Actually value for money for me is not that difficult to evaluate – when people achieve something they haven’t done before, whether it’s weight loss, returning to full fitness stronger than ever, achieving a personal best with weights or seeing children appreciate the joy and benefit of physical activity for the first time. It’s wonderful to see people change lifestyle and improve.’
How do you keep ahead of new developments in your industry?
‘I research all the time, whether it’s the internet or contacts within and outside of Virgin Active. There are so many new ideas all the time but very few worthwhile in following up.
Just because a pop star promotes a new piece of gym equipment or sponsors a new way of exercising doesn’t mean it’s perfect for everyone.
I still rely on the range of basic exercises that will develop people’s core strength and enable them to perform at their optimum level and keep them fit over an extended period of time.’
What’s your biggest on-going personal challenge?
Must be the long hours I work! My day often starts at 6:30 a.m. and finishes at 9:00 p.m. I work most Saturdays but try to keep Sunday free for relaxation .
I would also say promoting the concept and benefits of having a personal trainer. It is a relatively new concept and the standards vary from trainer to trainer. But the good ones can make a remarkable difference if you get the right one for you.
What’s the most repeated phrase you use?
I have two – ‘Results, Results, Results’ and ‘Let’s smash it.’
It’s not a film but a TV series and an obvious one for me ‘Band of Brothers’.
Tribe: Endangered Peoples around the World, Piers Gibbon.
What alternative career would you consider?
Being a Paramedic, that would be the ultimate in helping people!
It’s not difficult to appreciate why Dominic is so sought after; his ability to connect with people, instill belief and enable them to transform are universally applicable: care, passion, adaptability, treating everyone as a unique individual with particular needs and motivating through trust and proper expectation.

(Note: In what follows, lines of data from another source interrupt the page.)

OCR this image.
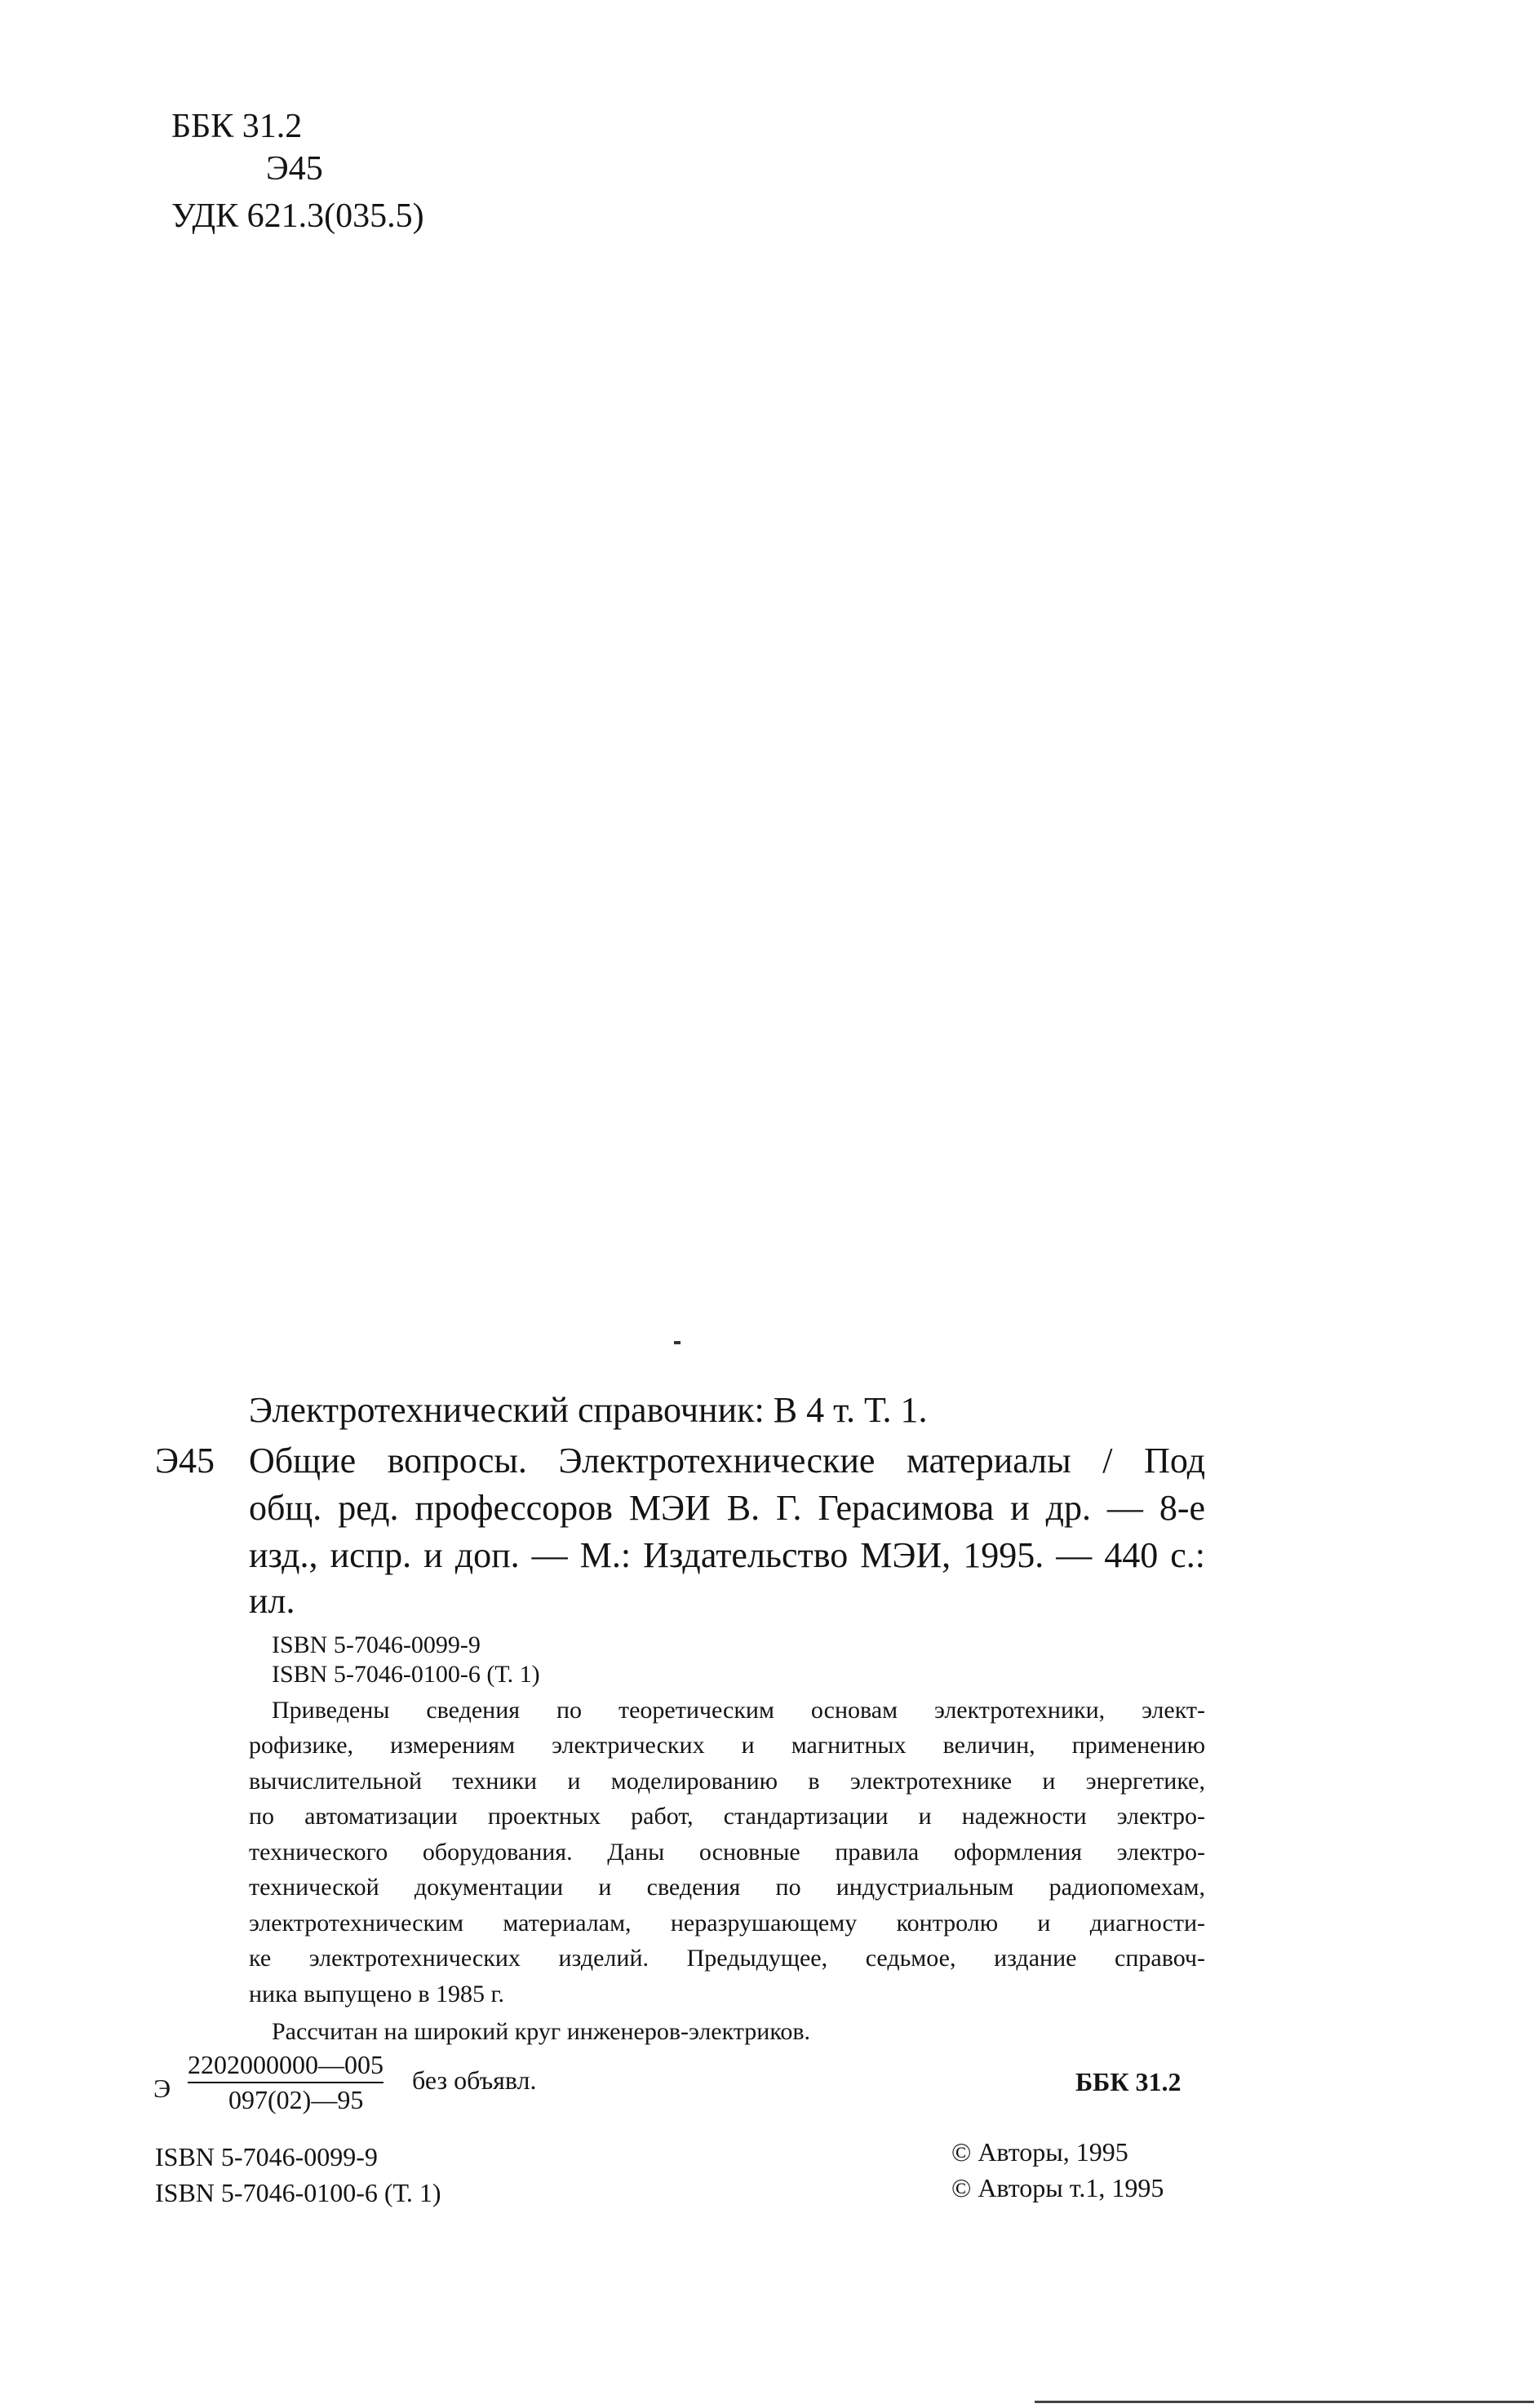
ББК 31.2
Э45
УДК 621.3(035.5)
Электротехнический справочник: В 4 т. Т. 1.
Э45 Общие вопросы. Электротехнические материалы / Под
общ. ред. профессоров МЭИ В. Г. Герасимова и др. — 8-е
изд., испр. и доп. — М.: Издательство МЭИ, 1995. — 440 с.:
ил.
ISBN 5-7046-0099-9
ISBN 5-7046-0100-6 (Т. 1)
Приведены сведения по теоретическим основам электротехники, элект-
рофизике, измерениям электрических и магнитных величин, применению
вычислительной техники и моделированию в электротехнике и энергетике,
по автоматизации проектных работ, стандартизации и надежности электро-
технического оборудования. Даны основные правила оформления электро-
технической документации и сведения по индустриальным радиопомехам,
электротехническим материалам, неразрушающему контролю и диагности-
ке электротехнических изделий. Предыдущее, седьмое, издание справоч-
ника выпущено в 1985 г.
Рассчитан на широкий круг инженеров-электриков.
Э $\frac{2202000000—005}{097(02)—95}$ без объявл.	ББК 31.2
ISBN 5-7046-0099-9
ISBN 5-7046-0100-6 (Т. 1)
© Авторы, 1995
© Авторы т.1, 1995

But it is more than this; the intensity he applies to his work is truly outstanding.
Dominic’s role as personal trainer offers the perfect platform for him to release his skills and natural talent with exceptional effect.
I wonder if this is the future of work – doing not just a job, but more a calling, something which is a natural expression of one’s talents, the raw minerals which define our DNA.
In short, a perfect fusion of talent, function and mindset!
…and I know from personal experience how good he is, after an extended break, in just two months, he inspired me to dead lift a personal best of 180 kg!